Points #(2 ,4 )# and #(4 ,1 )# are #(3 pi)/4 # radians apart on a circle. What is the shortest arc length between the points?

Let the radius of the circle be #R#. The length of the shorter arc between #(2,4)# and #(4,1)# would simply be #R({3pi}/4)#. Therefore, the key to solving this problem, and many other geometry problems is to find #R#.

We denote the center of the circle as #O#.

The line segment from #O# to any point on the circle has length #R#. This means that the line segment from #O# to #(2,4)# and the line segment from #O# to #(4,1)# both have length #R#.

Consider the triangle formed by #O#, #(2,4)# and #(4,1)#. Using the Law of Cosines, we can find show that the length of the line segment from #(2,4)# to #(4,1)# is

#sqrt{R^2+R^2-2(R)(R)cos({3pi}/4)} #

#= sqrt2 R sqrt{1-cos({3pi}/4)}#

#= sqrt2 R sqrt{1-sqrt2/2}#

#= sqrt2 R sqrt{2-sqrt2}/sqrt2#

#= sqrt{2-sqrt2}R#

We can also use Pythagorean Theorem to find the exact length between #(2,4)# and #(4,1)#.
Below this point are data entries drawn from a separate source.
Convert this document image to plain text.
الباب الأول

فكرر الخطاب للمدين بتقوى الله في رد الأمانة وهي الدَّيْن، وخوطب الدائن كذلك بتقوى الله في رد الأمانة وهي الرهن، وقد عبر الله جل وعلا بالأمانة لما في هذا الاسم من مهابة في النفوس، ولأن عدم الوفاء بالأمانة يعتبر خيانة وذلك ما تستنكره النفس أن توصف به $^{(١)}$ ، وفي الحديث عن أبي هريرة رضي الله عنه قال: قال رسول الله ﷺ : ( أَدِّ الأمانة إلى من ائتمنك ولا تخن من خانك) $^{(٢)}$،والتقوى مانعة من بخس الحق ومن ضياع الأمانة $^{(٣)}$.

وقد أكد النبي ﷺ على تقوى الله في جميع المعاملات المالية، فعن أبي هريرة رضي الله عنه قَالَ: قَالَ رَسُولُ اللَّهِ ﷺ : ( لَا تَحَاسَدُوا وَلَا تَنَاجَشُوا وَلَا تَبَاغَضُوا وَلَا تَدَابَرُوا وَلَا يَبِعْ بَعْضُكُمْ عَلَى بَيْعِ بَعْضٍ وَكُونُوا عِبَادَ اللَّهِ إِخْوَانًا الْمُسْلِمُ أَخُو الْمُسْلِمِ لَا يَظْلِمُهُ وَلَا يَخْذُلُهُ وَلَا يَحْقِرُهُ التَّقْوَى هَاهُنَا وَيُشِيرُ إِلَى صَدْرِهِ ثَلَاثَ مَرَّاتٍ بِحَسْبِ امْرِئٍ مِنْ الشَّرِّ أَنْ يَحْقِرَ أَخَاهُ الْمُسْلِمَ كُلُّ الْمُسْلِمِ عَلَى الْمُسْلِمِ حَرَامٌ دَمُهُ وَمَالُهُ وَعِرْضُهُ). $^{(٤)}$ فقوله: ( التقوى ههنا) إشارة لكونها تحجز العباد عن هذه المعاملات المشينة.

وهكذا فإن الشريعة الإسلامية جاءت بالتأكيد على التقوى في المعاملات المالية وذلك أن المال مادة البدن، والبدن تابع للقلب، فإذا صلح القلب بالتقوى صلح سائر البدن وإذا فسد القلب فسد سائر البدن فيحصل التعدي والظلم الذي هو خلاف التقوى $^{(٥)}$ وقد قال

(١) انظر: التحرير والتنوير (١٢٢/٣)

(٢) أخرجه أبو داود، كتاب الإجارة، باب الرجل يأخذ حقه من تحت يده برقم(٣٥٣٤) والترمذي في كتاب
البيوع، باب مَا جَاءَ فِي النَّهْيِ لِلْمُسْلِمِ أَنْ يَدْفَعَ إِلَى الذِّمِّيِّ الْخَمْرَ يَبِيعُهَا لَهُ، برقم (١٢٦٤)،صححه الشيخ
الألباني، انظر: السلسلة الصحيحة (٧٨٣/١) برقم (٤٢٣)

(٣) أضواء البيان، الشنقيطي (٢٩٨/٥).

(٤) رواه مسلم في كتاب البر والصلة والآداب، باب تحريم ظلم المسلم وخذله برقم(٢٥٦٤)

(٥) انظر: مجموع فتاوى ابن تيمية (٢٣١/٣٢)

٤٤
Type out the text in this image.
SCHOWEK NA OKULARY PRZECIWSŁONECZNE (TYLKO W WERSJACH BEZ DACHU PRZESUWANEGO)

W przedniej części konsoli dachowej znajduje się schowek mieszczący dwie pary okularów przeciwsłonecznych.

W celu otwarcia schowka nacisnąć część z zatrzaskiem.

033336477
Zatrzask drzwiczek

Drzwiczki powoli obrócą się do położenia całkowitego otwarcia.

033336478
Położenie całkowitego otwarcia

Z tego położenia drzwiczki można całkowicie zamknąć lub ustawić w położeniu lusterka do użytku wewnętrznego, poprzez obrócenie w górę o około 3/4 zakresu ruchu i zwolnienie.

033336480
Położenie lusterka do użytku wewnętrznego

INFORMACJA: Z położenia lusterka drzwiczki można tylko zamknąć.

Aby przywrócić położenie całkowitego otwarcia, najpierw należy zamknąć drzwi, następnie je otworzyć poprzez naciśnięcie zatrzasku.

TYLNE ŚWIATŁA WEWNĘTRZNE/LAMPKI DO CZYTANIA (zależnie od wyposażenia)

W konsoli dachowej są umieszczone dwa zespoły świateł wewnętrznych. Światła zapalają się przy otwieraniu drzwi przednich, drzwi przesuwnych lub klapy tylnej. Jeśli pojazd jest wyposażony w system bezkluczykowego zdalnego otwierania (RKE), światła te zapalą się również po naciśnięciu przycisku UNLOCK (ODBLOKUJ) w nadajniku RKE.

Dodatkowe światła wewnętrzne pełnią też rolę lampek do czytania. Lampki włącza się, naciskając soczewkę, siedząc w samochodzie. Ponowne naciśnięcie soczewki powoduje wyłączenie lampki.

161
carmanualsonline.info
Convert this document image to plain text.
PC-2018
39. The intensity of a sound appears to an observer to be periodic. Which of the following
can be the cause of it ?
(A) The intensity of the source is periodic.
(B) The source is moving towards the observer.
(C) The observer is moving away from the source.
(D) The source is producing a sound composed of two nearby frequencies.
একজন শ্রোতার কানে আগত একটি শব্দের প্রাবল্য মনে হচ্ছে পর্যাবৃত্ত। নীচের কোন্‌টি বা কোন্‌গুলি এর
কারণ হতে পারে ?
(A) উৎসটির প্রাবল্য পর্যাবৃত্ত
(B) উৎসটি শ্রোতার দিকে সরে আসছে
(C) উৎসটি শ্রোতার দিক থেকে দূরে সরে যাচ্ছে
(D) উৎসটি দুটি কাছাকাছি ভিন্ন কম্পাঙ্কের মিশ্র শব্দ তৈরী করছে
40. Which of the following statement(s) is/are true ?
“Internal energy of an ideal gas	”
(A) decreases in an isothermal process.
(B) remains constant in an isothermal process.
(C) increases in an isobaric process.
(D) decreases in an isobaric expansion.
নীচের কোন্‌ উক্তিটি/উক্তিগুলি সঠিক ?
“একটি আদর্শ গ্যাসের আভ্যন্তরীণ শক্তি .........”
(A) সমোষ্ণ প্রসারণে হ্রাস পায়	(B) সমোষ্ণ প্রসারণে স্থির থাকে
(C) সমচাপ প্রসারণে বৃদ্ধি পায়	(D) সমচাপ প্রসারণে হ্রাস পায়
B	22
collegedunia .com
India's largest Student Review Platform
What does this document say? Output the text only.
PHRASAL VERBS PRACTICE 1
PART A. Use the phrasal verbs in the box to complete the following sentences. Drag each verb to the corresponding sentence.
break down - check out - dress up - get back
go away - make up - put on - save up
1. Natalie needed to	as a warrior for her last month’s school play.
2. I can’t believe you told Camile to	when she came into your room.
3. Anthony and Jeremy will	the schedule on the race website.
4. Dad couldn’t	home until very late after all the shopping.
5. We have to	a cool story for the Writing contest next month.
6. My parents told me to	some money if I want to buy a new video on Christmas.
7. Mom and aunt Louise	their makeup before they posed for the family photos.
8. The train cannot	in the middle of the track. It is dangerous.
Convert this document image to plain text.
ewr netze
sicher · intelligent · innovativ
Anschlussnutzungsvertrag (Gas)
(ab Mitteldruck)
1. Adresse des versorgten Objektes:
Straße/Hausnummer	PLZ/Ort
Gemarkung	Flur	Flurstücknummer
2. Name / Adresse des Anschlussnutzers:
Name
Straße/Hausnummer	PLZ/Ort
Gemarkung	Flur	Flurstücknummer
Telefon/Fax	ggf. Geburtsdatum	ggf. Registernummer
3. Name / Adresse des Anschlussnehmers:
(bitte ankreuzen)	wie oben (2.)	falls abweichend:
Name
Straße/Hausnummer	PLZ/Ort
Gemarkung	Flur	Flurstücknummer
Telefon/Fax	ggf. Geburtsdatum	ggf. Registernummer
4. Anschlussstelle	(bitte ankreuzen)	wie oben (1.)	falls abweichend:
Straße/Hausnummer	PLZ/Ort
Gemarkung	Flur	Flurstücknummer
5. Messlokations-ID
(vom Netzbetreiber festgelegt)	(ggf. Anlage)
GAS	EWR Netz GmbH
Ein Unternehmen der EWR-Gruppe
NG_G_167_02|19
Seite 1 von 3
#sqrt((4-2)^2 + (1-4)^2) = sqrt13#

To find #R#, we just need to equate the 2 independent expressions for the length of the line segment from #(2,4)# to #(4,1)#.

#sqrt{2-sqrt2}R = sqrt13#

Solving the above equation gives

#R = sqrt{frac{13}{2-sqrt2}}#

# = sqrt{frac{13(2+sqrt2)}{(2-sqrt2)(2+sqrt2)}}#

# = sqrt{frac{13(2+sqrt2)}{2}}#

The arc length is given by

#R((3pi)/4) = sqrt{frac{13(2+sqrt2)}{2}}((3pi)/4)#